Update (10/30): I should add that I do understand why local leaders are upset that the only facilities the state seems to place in Stockton/San Joaquin County are prisons. For example, Stockton is the largest metropolitan area in California without a state university (and is probably the largest metro area in the U.S. without a public college or university, someone should check this). If the state had invested appropriately in education in the area, the skilled labor stress of this hospital on the region would be of little concern.


  1. Hi Jeff - you keep an awesome blog! I wanted to let you know about our next blogger meet-up at Tracy Virtual Office on November 11th at 6pm. There is going to be free food and it is a great chance to meet other local area bloggers. Hope to see you there!

  2. Hello Jeff - First I want to thank you for such a well presented discussion on the proposed Prison Hospital for San Joaquin County. I'd like to offer you a different perspective. The local government is not opposed to the Prison being built, but they are extremely concerned about how Clark Kelso, the federal receiver in charge of prisoner health care,steamrolled the prison with virtually no public scrutiny or input from local representatives. He has since apologized for dropping the ball in this fashion. He may have federal authority to build the prison, but the community is using the court of law to provide a voice on a deaf ear.From my understanding, Kelso has acquired a couple of hired guns in the form of Senator Mike Machado and Mr. John Garamendi Jr. to tell us why the prison is a good idea. This is being done for a small service fee, or course. Right now, Mr. Kelso has attempted to sweeten the pot for the community by offering concessions agreed to verbally, but nothing concrete. Our Mayor did a fantastic job by calling him out and asking him "How are we to trust you?".
    In addition, there is precedent for Kelso's dealings with local government in Ventura County.Check out Stephen Frank's blog from the Ventura County Star.It seems Mr. Kelso operates more like a dictator than a person living in a Democratic Society.
    As far as the economy is concerned, the County can use the money provided by job creation of course. However, this job creation is provided by Mr. Kelso's federal authority to raid the State Treasury, bypass local democratic scrutiny and due process, and threaten us with limited infrastructure if we don't play ball.

  3. John,

    Thanks for the comment. Trust is important, and I admit I don't know much about the political battles being waged here.

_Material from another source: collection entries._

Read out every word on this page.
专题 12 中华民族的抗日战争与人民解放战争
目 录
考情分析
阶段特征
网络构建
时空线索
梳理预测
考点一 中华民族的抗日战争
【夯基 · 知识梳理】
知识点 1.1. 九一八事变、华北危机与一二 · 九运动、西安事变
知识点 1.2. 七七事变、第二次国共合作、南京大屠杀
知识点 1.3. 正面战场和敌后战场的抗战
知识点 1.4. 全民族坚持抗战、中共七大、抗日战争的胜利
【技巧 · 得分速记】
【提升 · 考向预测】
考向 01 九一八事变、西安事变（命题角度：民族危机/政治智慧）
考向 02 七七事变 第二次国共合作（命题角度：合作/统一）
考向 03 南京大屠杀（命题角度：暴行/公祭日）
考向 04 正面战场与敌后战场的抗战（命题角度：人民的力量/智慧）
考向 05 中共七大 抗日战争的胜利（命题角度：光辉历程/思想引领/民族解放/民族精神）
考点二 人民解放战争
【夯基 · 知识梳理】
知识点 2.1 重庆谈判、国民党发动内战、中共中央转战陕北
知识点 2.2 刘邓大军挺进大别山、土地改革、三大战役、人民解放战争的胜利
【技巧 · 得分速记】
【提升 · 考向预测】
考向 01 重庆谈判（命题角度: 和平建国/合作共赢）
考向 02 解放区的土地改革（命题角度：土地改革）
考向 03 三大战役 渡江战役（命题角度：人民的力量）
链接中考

    I genuinely think that Machado and Garamendi believe this is good for the community, care about making it a better place, and are a bit more invested than hired guns. Having said that, it is a nice contract, and I now wish Mr. Kelso had hired me to do the economic impact report instead of my friends in Sacramento :)

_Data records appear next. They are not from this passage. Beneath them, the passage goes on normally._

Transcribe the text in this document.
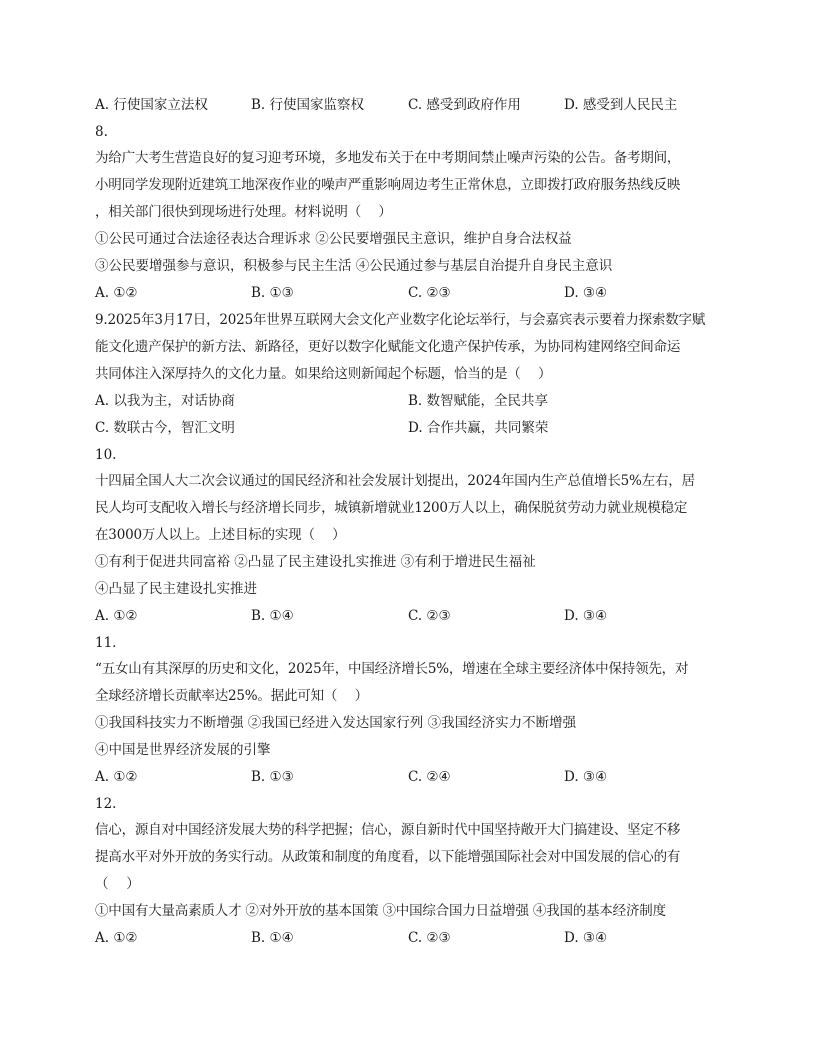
A. 行使国家立法权	B. 行使国家监察权	C. 感受到政府作用	D. 感受到人民民主
8.
为给广大考生营造良好的复习迎考环境，多地发布关于在中考期间禁止噪声污染的公告。备考期间，
小明同学发现附近建筑工地深夜作业的噪声严重影响周边考生正常休息，立即拨打政府服务热线反映
，相关部门很快到现场进行处理。材料说明（　 ）
①公民可通过合法途径表达合理诉求 ②公民要增强民主意识，维护自身合法权益
③公民要增强参与意识，积极参与民主生活 ④公民通过参与基层自治提升自身民主意识
A. ①②	B. ①③	C. ②③	D. ③④
9.2025年3月17日，2025年世界互联网大会文化产业数字化论坛举行，与会嘉宾表示要着力探索数字赋
能文化遗产保护的新方法、新路径，更好以数字化赋能文化遗产保护传承，为协同构建网络空间命运
共同体注入深厚持久的文化力量。如果给这则新闻起个标题，恰当的是（　 ）
A. 以我为主，对话协商	B. 数智赋能，全民共享
C. 数联古今，智汇文明	D. 合作共赢，共同繁荣
10.
十四届全国人大二次会议通过的国民经济和社会发展计划提出，2024年国内生产总值增长5%左右，居
民人均可支配收入增长与经济增长同步，城镇新增就业1200万人以上，确保脱贫劳动力就业规模稳定
在3000万人以上。上述目标的实现（　 ）
①有利于促进共同富裕 ②凸显了民主建设扎实推进 ③有利于增进民生福祉
④凸显了民主建设扎实推进
A. ①②	B. ①④	C. ②③	D. ③④
11.
“五女山有其深厚的历史和文化，2025年，中国经济增长5%，增速在全球主要经济体中保持领先，对
全球经济增长贡献率达25%。据此可知（　 ）
①我国科技实力不断增强 ②我国已经进入发达国家行列 ③我国经济实力不断增强
④中国是世界经济发展的引擎
A. ①②	B. ①③	C. ②④	D. ③④
12.
信心，源自对中国经济发展大势的科学把握；信心，源自新时代中国坚持敞开大门搞建设、坚定不移
提高水平对外开放的务实行动。从政策和制度的角度看，以下能增强国际社会对中国发展的信心的有
（　 ）
①中国有大量高素质人才 ②对外开放的基本国策 ③中国综合国力日益增强 ④我国的基本经济制度
A. ①②	B. ①④	C. ②③	D. ③④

    I think there are ways to increase the value of this project to Stockton and minimize it's cost. I am optimistic that the process is moving in a more positive direction now. But the community should remain wary, and the outcome may yet prove my optimism wrong.


  4. Jeff, I admire your optimism. I'm glad to know you are keeping an eye on the economic possibilities, I'll do the same socially ;)This is not the type of growth I envisioned for Stockton, nor is it one we should accept.

    Did other cities pass on the project because it wasn't suitable for their local economy?


  5. John,

    I don't think there was bidding among cities. I just think corrections had available land here and was looking to minimize their costs.